言葉ならぬものでそれが伝わったのか、千空はゲンの背をぽんぽん、と叩きながら、額に、瞼に、頬に優しく唇を落としていく。
「 あ"〜、悪りぃ。テメーがあんまりに唆る表情しやがるもんだから、ちっとがっつきすぎた 」
普段絶対に見ることのない……自分にしか見せない表情。もっと見たくて、知りたくて。
……つまり、欲情していた。
欲情。合理性とは相反する、制御しがたい衝動。自分の中にも一応、そういったものは存在していたらしい。
面と向かってそんなことを言われて、ゲンは紅玉リンゴさながらに頬を赤らめる。
だいすきなひとが、自分を好きで。いつもの冷静さなど何処へやら、熱っぽい眼差しを注ぎながら触れてきて。求めてきて。

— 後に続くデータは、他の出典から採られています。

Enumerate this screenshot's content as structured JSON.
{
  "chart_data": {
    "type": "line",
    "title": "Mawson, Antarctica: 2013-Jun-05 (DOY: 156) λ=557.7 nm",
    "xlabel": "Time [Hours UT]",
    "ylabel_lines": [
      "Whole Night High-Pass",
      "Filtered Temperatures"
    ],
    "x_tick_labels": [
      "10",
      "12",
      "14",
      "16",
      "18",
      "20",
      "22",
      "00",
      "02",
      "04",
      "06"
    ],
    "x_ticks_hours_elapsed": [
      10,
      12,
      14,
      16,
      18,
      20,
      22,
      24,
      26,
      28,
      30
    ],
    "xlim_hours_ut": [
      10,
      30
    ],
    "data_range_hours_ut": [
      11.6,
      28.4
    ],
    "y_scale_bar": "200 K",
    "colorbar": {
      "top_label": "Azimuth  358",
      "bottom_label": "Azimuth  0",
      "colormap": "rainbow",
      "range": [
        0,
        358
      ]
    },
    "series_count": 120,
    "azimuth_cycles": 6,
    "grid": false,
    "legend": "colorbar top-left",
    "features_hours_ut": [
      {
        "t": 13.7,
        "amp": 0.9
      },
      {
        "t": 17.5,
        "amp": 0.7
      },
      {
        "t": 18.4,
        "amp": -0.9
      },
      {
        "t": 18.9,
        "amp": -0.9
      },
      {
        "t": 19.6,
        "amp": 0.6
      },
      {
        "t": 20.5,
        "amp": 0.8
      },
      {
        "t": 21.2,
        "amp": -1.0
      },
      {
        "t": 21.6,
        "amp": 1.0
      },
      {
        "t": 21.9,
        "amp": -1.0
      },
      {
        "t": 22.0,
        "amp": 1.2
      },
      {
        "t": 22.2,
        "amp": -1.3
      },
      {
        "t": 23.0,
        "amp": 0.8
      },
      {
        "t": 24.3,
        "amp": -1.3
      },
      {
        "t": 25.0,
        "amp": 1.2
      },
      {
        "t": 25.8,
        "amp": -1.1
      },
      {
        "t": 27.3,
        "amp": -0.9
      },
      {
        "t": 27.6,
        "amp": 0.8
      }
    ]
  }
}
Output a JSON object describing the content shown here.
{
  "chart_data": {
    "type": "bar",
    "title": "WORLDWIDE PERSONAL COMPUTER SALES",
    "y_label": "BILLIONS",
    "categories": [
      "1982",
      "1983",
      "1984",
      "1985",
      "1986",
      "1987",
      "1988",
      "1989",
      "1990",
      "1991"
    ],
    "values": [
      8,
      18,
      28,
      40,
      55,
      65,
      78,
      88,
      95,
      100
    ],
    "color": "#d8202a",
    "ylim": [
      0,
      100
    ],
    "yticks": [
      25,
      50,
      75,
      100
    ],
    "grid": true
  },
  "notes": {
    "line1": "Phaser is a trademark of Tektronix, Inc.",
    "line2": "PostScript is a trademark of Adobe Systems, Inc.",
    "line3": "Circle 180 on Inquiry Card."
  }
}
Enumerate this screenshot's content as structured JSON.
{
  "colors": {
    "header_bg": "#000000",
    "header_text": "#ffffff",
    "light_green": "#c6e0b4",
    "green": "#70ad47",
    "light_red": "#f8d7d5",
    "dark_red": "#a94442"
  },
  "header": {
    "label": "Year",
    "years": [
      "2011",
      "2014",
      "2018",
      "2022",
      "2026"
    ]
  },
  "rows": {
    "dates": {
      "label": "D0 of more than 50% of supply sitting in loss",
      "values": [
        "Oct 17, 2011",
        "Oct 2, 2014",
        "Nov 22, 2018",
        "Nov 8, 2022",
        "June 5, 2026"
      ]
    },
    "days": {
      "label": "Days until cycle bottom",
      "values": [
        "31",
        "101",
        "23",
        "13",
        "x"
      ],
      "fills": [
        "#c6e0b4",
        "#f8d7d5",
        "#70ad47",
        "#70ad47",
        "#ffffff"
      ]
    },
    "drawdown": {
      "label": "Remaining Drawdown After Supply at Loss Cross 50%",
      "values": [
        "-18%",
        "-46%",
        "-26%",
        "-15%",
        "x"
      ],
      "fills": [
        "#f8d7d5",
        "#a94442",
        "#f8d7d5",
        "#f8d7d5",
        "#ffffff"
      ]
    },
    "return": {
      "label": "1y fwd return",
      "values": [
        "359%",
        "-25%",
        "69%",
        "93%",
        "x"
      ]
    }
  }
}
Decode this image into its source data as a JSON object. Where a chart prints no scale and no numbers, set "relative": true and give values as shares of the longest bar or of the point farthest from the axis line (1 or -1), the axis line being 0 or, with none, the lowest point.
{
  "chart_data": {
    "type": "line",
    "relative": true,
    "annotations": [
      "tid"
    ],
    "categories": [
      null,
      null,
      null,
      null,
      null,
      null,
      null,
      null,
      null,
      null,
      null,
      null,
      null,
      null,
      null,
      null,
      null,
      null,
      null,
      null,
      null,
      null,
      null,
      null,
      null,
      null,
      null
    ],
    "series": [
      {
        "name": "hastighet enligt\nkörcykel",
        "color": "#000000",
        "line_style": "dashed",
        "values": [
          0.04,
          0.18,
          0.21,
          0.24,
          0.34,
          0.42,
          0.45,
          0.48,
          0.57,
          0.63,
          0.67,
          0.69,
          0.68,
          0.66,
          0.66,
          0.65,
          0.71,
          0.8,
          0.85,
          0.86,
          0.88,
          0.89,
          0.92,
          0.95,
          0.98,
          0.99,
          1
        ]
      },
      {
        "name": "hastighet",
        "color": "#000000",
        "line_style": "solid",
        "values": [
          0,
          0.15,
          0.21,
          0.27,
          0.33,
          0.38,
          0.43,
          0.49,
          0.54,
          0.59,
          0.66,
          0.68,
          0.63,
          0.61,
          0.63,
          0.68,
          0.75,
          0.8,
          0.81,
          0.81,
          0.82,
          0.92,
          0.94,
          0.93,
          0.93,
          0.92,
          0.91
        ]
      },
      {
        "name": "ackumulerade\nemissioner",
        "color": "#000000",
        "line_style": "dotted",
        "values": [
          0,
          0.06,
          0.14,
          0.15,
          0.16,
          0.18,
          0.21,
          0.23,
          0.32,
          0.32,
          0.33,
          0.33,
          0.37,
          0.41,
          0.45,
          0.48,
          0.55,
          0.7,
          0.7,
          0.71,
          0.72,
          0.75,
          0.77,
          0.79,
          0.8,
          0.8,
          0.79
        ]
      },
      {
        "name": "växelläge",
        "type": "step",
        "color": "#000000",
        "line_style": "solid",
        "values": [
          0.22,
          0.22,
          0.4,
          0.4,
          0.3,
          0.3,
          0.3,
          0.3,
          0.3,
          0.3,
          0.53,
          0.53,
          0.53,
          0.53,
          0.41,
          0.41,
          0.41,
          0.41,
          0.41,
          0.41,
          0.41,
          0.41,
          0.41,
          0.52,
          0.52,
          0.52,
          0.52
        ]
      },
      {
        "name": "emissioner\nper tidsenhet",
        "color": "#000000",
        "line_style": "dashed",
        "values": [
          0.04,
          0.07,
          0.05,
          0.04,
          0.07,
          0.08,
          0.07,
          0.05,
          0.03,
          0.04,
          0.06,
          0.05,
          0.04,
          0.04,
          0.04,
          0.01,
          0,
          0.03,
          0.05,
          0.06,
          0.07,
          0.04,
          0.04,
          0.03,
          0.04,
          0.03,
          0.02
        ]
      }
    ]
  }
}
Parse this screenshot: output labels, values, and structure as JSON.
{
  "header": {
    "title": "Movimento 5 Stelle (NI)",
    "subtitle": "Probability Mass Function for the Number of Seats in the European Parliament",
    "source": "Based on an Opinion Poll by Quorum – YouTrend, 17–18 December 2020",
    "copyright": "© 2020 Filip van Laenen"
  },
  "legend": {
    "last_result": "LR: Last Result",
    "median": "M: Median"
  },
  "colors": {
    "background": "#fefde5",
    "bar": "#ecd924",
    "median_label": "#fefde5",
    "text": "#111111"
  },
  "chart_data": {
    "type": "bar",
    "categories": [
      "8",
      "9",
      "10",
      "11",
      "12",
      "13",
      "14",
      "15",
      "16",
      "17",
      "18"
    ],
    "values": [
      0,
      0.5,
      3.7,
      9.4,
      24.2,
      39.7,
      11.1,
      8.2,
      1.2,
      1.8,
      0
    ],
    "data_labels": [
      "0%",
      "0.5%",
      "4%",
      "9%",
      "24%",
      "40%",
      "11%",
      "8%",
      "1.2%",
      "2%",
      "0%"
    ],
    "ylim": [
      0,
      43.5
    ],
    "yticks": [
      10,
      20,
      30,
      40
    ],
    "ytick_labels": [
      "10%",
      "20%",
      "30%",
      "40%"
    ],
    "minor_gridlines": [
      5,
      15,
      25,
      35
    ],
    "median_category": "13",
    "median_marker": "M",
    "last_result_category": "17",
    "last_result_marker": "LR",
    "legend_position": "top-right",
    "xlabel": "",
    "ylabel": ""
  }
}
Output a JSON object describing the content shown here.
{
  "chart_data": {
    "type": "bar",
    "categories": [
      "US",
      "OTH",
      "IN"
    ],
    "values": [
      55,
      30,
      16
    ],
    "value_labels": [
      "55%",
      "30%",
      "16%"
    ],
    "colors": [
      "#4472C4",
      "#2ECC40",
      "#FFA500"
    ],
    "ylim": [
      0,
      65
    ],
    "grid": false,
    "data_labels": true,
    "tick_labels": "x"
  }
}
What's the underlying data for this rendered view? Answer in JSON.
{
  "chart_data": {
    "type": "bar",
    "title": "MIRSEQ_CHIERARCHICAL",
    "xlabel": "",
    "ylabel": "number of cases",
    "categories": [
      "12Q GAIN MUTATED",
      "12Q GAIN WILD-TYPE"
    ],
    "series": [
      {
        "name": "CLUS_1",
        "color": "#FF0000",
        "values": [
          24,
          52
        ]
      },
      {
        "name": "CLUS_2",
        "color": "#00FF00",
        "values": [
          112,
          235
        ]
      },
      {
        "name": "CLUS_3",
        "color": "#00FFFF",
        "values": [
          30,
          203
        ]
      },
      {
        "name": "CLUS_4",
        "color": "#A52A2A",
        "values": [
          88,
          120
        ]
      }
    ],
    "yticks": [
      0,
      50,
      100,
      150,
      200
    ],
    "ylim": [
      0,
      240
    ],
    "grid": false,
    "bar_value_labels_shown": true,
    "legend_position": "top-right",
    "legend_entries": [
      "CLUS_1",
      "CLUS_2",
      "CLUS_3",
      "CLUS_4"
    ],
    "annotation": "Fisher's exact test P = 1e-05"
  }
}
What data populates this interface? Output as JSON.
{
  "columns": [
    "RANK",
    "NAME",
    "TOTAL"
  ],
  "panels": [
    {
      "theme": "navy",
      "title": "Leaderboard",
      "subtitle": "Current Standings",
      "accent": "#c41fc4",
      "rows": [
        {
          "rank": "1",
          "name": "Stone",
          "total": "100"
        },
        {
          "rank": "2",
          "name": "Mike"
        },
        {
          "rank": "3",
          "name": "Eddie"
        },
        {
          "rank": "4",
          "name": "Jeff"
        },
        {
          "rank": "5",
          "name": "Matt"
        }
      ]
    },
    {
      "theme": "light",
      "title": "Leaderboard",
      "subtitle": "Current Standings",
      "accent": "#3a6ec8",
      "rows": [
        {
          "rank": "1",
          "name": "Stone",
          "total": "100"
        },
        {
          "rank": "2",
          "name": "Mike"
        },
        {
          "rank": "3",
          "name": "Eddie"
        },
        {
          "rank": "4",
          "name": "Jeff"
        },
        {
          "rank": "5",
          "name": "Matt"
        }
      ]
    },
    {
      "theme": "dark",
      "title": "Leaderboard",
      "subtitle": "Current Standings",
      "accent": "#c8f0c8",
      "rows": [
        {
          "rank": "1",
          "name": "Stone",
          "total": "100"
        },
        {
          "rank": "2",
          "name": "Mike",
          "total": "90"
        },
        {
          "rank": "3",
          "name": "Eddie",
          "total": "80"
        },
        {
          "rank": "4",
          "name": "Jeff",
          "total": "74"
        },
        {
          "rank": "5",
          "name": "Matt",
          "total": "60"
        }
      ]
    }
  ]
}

現実とも思えない状況に、身体が過剰に反応しているのがわかった。
「 ……その、……千空ちゃんに触られると、……身体がおかしくなっちゃうだけで、……いやとかじゃ、ないの…… 」
蚊の鳴くような声でごにょごにょ言うと、千空がものすごい顔になる。
「 せ、せんくうちゃん?」
何か気に触ることを言っただろうか、と表情を覗き込むと、盛大にため息をつかれた。
「 ……テメーは、俺が木石かなんかだとでも思ってんのか 」
こちとらこれでも現役男子高校生様だぞ。
ぐい、と手を取られて。触れた箇所の熱さと硬さに固まってしまう。
「 純情科学少年を弄びやがって。……朝まで泣かせてやるから覚悟しとけよ」
言葉と同時に、おもむろに耳を舐められた。
ぞくぞくと身体を駆け抜ける感覚に、急激に心拍数が上昇する。
どうやら、踏んではいけない蛇の尾を踏んでしまったようで。
その日は、朝まで離してもらえそうになかった。